The walkout comes after the event, organized and led by the Fellowship of Christian Athletes invited Nik Walker Ministries to speak. A district spokesperson says the event was meant to be voluntary, but two teachers “made a mistake and took the entire class to the assembly.”
Parents recall the moment they found out about the religious revival event:
“While I was at work, my son texted me a video of basically what was a church service going on at school…I told him I’d be contacting the principal about it, and he said ‘lol, the principal is here…’ One of the students asked to leave once they were told what was going on, and they were told they couldn’t,” says Herman L. Mays, Jr., whose son is a junior at Huntington High School.

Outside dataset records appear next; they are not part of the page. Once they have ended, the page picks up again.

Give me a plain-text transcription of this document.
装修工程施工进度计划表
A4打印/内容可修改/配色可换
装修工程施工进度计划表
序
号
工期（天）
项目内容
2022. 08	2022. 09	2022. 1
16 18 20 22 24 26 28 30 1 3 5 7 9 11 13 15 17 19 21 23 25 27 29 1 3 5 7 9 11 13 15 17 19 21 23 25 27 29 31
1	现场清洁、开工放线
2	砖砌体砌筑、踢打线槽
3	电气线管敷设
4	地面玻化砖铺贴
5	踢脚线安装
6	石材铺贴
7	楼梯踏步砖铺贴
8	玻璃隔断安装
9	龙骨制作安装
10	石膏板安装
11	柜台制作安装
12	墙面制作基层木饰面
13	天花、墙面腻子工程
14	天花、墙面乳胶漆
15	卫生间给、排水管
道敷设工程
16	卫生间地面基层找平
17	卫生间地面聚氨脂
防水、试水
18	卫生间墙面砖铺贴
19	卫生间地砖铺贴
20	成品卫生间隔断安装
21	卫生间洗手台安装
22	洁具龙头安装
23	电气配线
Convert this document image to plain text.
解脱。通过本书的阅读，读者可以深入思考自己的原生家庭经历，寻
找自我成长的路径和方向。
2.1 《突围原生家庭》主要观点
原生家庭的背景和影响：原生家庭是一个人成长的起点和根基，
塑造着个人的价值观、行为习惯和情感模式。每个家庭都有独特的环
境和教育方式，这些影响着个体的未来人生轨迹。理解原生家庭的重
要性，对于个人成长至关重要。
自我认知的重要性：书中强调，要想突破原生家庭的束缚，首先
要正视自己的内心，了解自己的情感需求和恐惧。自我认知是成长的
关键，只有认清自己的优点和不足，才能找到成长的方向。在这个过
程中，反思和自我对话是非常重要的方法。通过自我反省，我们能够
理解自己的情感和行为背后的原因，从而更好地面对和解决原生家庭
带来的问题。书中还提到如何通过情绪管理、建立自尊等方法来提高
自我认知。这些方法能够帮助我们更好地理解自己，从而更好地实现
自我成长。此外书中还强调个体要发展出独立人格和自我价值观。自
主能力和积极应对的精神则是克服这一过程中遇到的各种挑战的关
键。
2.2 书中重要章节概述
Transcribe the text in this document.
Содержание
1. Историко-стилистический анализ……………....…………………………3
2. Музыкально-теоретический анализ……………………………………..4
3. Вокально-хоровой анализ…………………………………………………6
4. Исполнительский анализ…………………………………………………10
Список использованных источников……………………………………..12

Bethany Felinton’s son is Jewish- and he’s one of the students who asked to leave the event.
“He had told me that he had asked to not participate, he wanted to go back to the classroom and his teacher told him the classroom was locked and he needed to stay,” Felinton recalls.
Some Huntington High School students say Wednesday is a chance to stand their ground.
“In spite of their non-cooperation I guess, we had a great turnout. 200-250 kids. Several community members,” says Max Nibert, a senior at Huntington High School who organized the walkout.
The spokesperson says the teachers have been “corrected” and the district doesn’t expect it to happen again.
However, they won’t elaborate on what the ‘correction’ was.
“The ‘correction’ that we don’t know exactly what it is coupled with this sort of weak promise that such an event will never happen again, it’s just not going far enough…It seems to me like the official line is trying to pass the buck on to these two teachers and really scapegoat them, and certainly they shouldn’t have done what they did, but the event should never have happened at all up at the high school during the school day,” says Jana Tigchelaar, who has two students attending school in the Cabell County School district.
Huntington High School Student Max Nibert shared a letter sent to both the Huntington High administration and the Cabell County Board of Education stating the walkout was “an attempt to convey our grievance; response from the administration and the county board of education were not satisfactory.”
“Student rights are non-negotiable, and by choosing half-hearted apologies and inaction in the aftermath of what happened, those at fault demonstrated their lack of empathy and concern for our well-being,” the letter said.
In the letter, Nibert also urged his peers to keep the walk out event “clean and professional.” He continued by saying, “We are not here as kids, but as leaders fighting for a better, fairer tomorrow.”
The walkout happened during the same free-time period that was used for the religious event.
“When you have a major constitutional violation happen like that in public schools, especially with regard to religion, you can’t just refer to it as a mistake… I don’t think anybody needs to lose their job over this, but there certainly needs to be more of a response…Formal discipline, and actual steps like some kind of policy change,” Nibert says.
An attorney from the Freedom From Religion Foundation says this isn’t the first time something like this has happened at the school, citing two incidents back in 2017 involving religious assemblies. In one of the cases, a student reported to the foundation that the assembly was supposed to be voluntary, but that their teacher mandated it.
In response back then, the district wrote they agreed that they were in violation of the Constitutional interpretation, and in-part that they would take steps to re-train their principals.
A spokesperson from Cabell County Schools declined to speak with 13 News about this incident Wednesday.